[BreachExchange] Microsoft discloses security breach that impacted some Outlook accounts
Destry Winant
destry at riskbasedsecurity.com
Mon Apr 15 08:47:23 EDT 2019
https://www.zdnet.com/article/microsoft-discloses-security-breach-impacting-some-outlook-accounts/
On Friday, Microsoft sent out notification emails to some users
informing Outlook account owners of a breach the company suffered and
which might have also impacted Outlook users directly.
According to Microsoft, between January 1, 2019, and March 29, 2019, a
hacker, or group of hackers, compromised the account of a Microsoft
support agent, one of the company's customer support representatives
that handles technical complaints.
The OS maker said it disabled the compromised support agent's
credentials once it learned of the unauthorized intrusion; however,
the company said there might be a possibility that the hacker accessed
and viewed the content of some Outlook users' accounts.
"This unauthorized access could have allowed unauthorized parties to
access and/or view information related to your email account (such as
your e-mail address, folder names, the subject lines of e-mails, and
the names of other e-mail addresses you communicate with), but not the
content of any e-mails or attachments," Microsoft said in the email
sent to customers.
However, former Microsoft engineers have contested this claim --that
support agents can't view user's email content.
"They can see how many emails you have, where the database lies, email
content, last person you emailed," one former engineer told ZDNet via
encrypted chat.
Contacted by ZDNet, Microsoft confirmed that hackers did access the
content of some user accounts. The company put the number at around
six percent of the people who received an email notification.

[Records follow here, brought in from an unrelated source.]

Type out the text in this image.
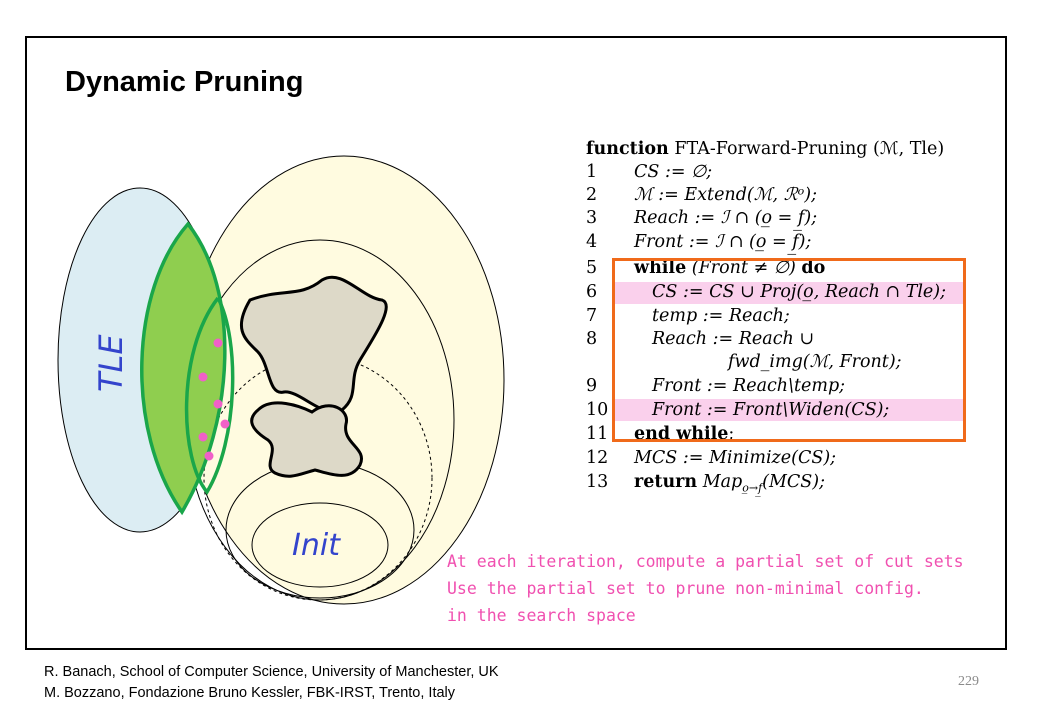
Dynamic Pruning
TLE
Init
function FTA-Forward-Pruning (ℳ, Tle)
1	CS := ∅;
2	ℳ := Extend(ℳ, ℛᵒ);
3	Reach := ℐ ∩ (o̲ = f̲);
4	Front := ℐ ∩ (o̲ = f̲);
5	while (Front ≠ ∅) do
6	CS := CS ∪ Proj(o̲, Reach ∩ Tle);
7	temp := Reach;
8	Reach := Reach ∪
fwd_img(ℳ, Front);
9	Front := Reach\temp;
10	Front := Front\Widen(CS);
11	end while;
12	MCS := Minimize(CS);
13	return Map$_{o̲\to f̲}$(MCS);
At each iteration, compute a partial set of cut sets
Use the partial set to prune non-minimal config.
in the search space
R. Banach, School of Computer Science, University of Manchester, UK
M. Bozzano, Fondazione Bruno Kessler, FBK-IRST, Trento, Italy
229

Those users received "additional guidance and support," Microsoft said.
In the meantime, the company is recommending that users who received
the email about this recent breach change their Outlook.com
credentials, "out of caution," even if hackers did not access Outlook
users' passwords.
ZDNet understands that the incident only affected a small number of
Microsoft Outlook users and that Microsoft has also increased
detection and monitoring for the affected accounts, just to be sure
there's no unauthorized access for those accounts.
TechCrunch first reported and confirmed the hack earlier today.